Superheroes have a semi-complicated legal role with state-granted insurance to pay for damage done in exchange for emergency services work, as well as small salaries, but don't need to do all nearly as much paperwork or follow as many orders as police officers do, and can set their own hours. Supervillains are wholly aware that a dramatic, booming mastermind (or a romantic and dashing rogue, or a megalomaniacal mad scientist) will not only make the news faster than a common criminal who merely happens to have a few tricks, but will probably get a lighter sentence and also fan mail. The expected incentives occur, at least in the US, Canada, Mexico and Japan - there are a lot fewer supervillains outside the area American culture has colonized so thoroughly, and a great many of them move to America, where people will react properly to a supervillain instead of being acutely embarrassed that a grown man is actually dressing up like that.

The setting's generally acknowledged Leading Superhero Team is the Atlantic Six, which that has had varying membership (the only hero on all incarnations is the Survivor, who is immortal, indestructible, and the world's physically strongest man) but the next-to-most central member is Minerva, who went from being 'one of the world's strongest tinkers' to being 'the army of hive-minded superpowered robot duplicates of herself she created in advance' after she died, without at any point losing team membership. Most people who talk about the World's Greatest Superhero mean one of them, at least in the English-speaking world, though there's a lot of debate about whether the concept is even meaningful.

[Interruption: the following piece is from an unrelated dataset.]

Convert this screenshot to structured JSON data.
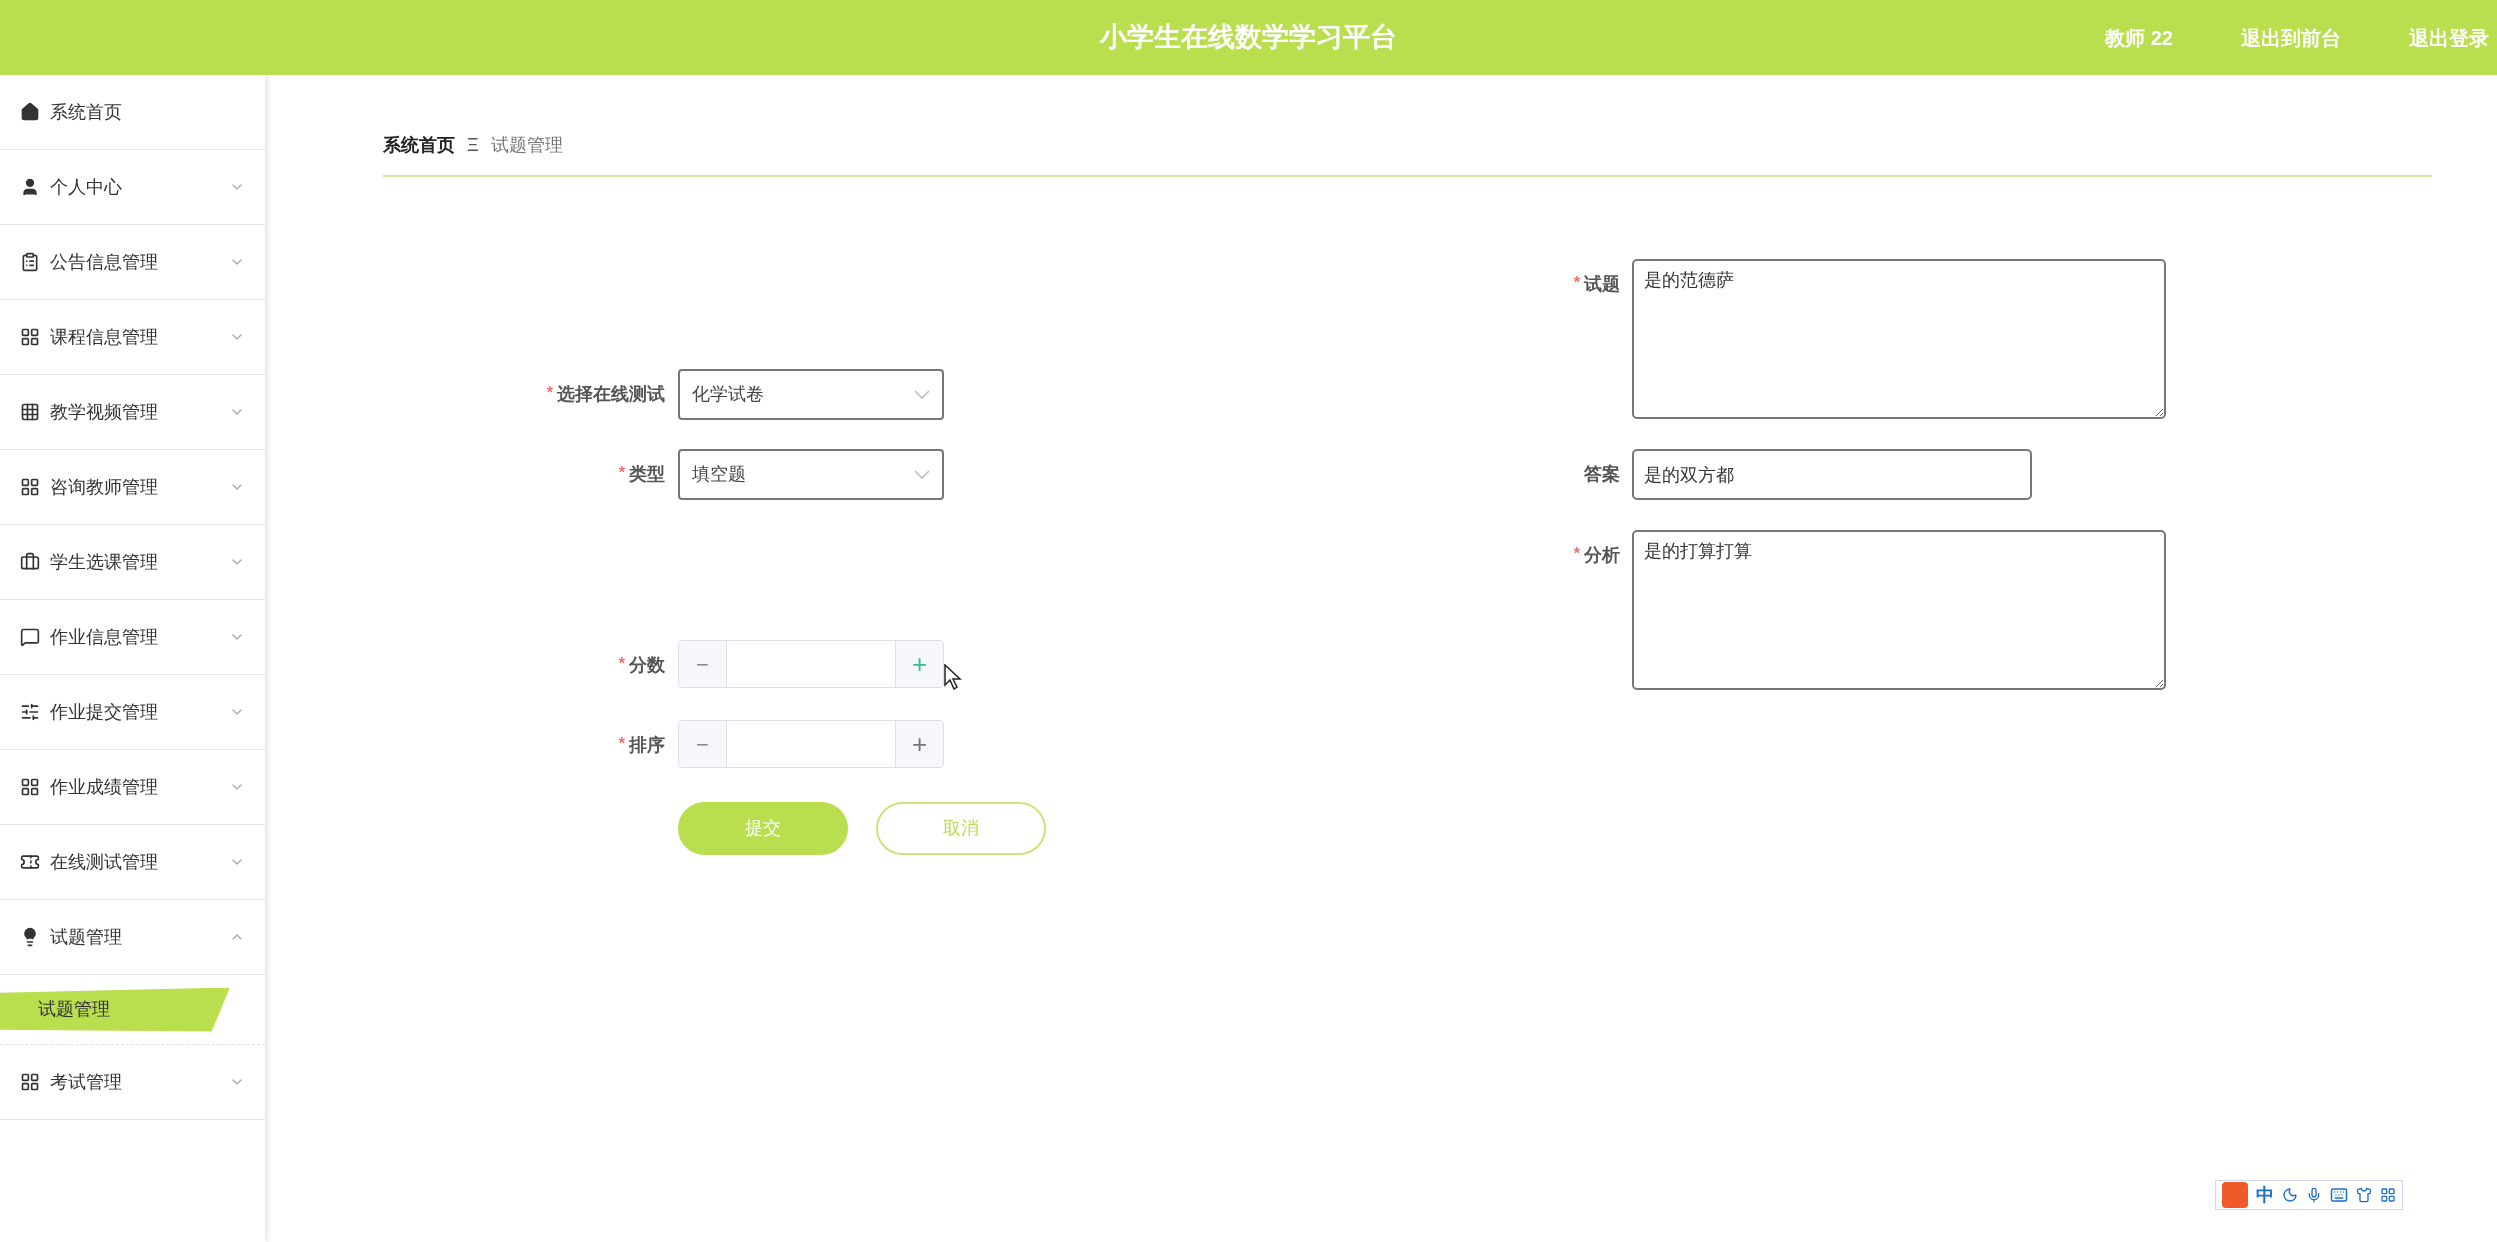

The World's Greatest Supervillain, professionally speaking, is/was the Titanium Tyrant (1947-2013), a charismatic Armored Megalomaniac (and the inventor of non-tinker powered armor) who lead his own supervillain team and inspired more imitators than any of his rivals. He eventually took over his own Caribbean island, which is a haven for world supervillains from 1993 to 2013, when plot happens.

The World's Greatest Supervillain, death toll speaking, is Voidwrath, who is a teenage boy's idea of what a super cool badass villain would be. He rules a space empire (which cannot be located with any telescopes) and regularly invades Earth and comes up with a new power and a new lieutenant every time he's beaten. Nobody has figured out how to kill him hard enough that he stays dead.